Yes, But…

Everyone knows the difference between a uniting conjunction and a contrasting conjunction.  And, puts two thing of equal value together in a sentence.  “Repent and be baptized” in Acts 2:38 puts two things of equal value together to bring about the “remission of sins”.  But, is used to contrast things that don’t go together.  I won’t insult your English 101 training by giving you an example, but I will continue to talk about it.  (Yes, that’s a joke! Sorry!)

It’s dangerous to use “and” to add something to God’s will we don’t have the authority or right to add.  For the same reason, we can’t stick “but” into something God clearly wants us to do or be, just because we don’t want to do what God commands.  I would enjoy giving a list of examples, BUT – let’s just agree that we can’t say “Yes, but” to ANY clear and direct command from God!  “Love God with all your heart, soul, mind, and strength.”  Yes, but…  “Love your neighbor as yourself.”  Yes, but…  After Jesus told the powerful story about a Samaritan who had compassion on a Jewish traveler who had been beaten and left for dead, and who had been ignored by the Priest and Levite, he made his point about who we are neighbors to and said, “Go and do likewise.”  Yes, but…  BUT WHAT?  It’s His will, His command, and His expectation of His disciples!  There is no YES, BUT!

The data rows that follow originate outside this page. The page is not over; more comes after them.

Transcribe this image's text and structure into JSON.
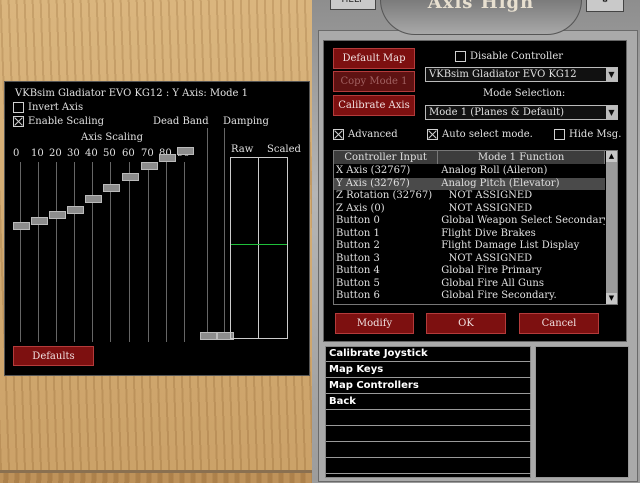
{
  "window": {
    "title": "Axis High",
    "help_label": "HELP"
  },
  "left_panel": {
    "header": "VKBsim Gladiator EVO KG12  :  Y Axis:  Mode 1",
    "invert_axis": {
      "label": "Invert Axis",
      "checked": false
    },
    "enable_scaling": {
      "label": "Enable Scaling",
      "checked": true
    },
    "axis_scaling_label": "Axis Scaling",
    "dead_band_label": "Dead Band",
    "damping_label": "Damping",
    "raw_label": "Raw",
    "scaled_label": "Scaled",
    "scale_ticks": [
      "0",
      "10",
      "20",
      "30",
      "40",
      "50",
      "60",
      "70",
      "80",
      "90"
    ],
    "scale_levels": [
      0.0,
      0.05,
      0.1,
      0.15,
      0.25,
      0.35,
      0.45,
      0.55,
      0.62,
      0.68
    ],
    "dead_band_level": 0,
    "damping_level": 0,
    "defaults_label": "Defaults"
  },
  "right_panel": {
    "default_map_label": "Default Map",
    "copy_mode_label": "Copy Mode 1",
    "calibrate_axis_label": "Calibrate Axis",
    "disable_controller": {
      "label": "Disable Controller",
      "checked": false
    },
    "controller_select": "VKBsim Gladiator EVO KG12",
    "mode_selection_label": "Mode Selection:",
    "mode_select": "Mode 1 (Planes & Default)",
    "advanced": {
      "label": "Advanced",
      "checked": true
    },
    "auto_select": {
      "label": "Auto select mode.",
      "checked": true
    },
    "hide_msg": {
      "label": "Hide Msg.",
      "checked": false
    },
    "table": {
      "col_input": "Controller Input",
      "col_function": "Mode 1 Function",
      "rows": [
        {
          "input": "X Axis (32767)",
          "function": "Analog Roll (Aileron)"
        },
        {
          "input": "Y Axis (32767)",
          "function": "Analog Pitch (Elevator)"
        },
        {
          "input": "Z Rotation (32767)",
          "function": "NOT ASSIGNED"
        },
        {
          "input": "Z Axis (0)",
          "function": "NOT ASSIGNED"
        },
        {
          "input": "Button 0",
          "function": "Global Weapon Select Secondary"
        },
        {
          "input": "Button 1",
          "function": "Flight Dive Brakes"
        },
        {
          "input": "Button 2",
          "function": "Flight Damage List Display"
        },
        {
          "input": "Button 3",
          "function": "NOT ASSIGNED"
        },
        {
          "input": "Button 4",
          "function": "Global Fire Primary"
        },
        {
          "input": "Button 5",
          "function": "Global Fire All Guns"
        },
        {
          "input": "Button 6",
          "function": "Global Fire Secondary."
        }
      ]
    },
    "modify_label": "Modify",
    "ok_label": "OK",
    "cancel_label": "Cancel"
  },
  "menu": {
    "items": [
      "Calibrate Joystick",
      "Map Keys",
      "Map Controllers",
      "Back",
      "",
      "",
      "",
      ""
    ]
  }
}
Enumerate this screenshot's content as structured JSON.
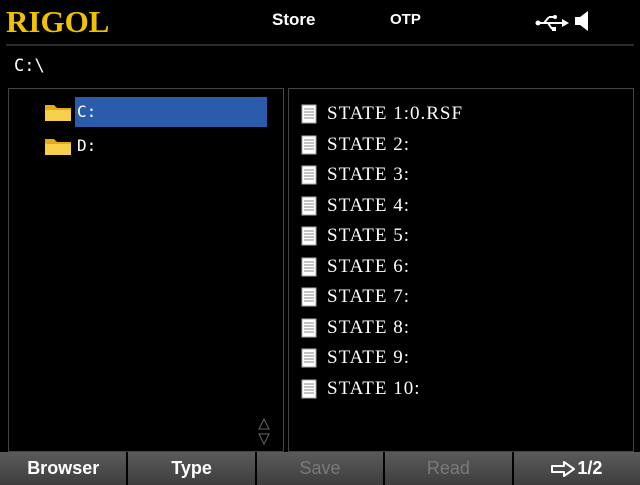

In our study of ONE YET DIFFERENT, we have been hammering a clear biblical foundation for how God’s family MUST deal with social, cultural, and historical differences.  One of our core foundation verses has been 1 Peter 4:8, “Above all, love one another deeply because love covers over a multitude of sins.”  We can’t read that command and then add “Yes, but” after it.  “Above all” means it’s the most important thing we do!  Love one another deeply means it’s not surface or pretend – it’s real and committed!  The fact that real love destroys the sins that separate us from one another means that it is absolutely non-negotiable with God.  It’s an absolute and “Yes, but” has no place being added to the end of it.

Whatever our struggles may be, when it comes to building unity, we must not let Satan slip that “Yes, but” into our thinking.  It’s more than just a simple attempt to rationalize our thinking, it’s ignoring and abusing God’s Word and God’s will.  “Above all” means we honestly seek to rise above what the world tells us about differences and we begin looking at one another with the eyes and heart of Jesus.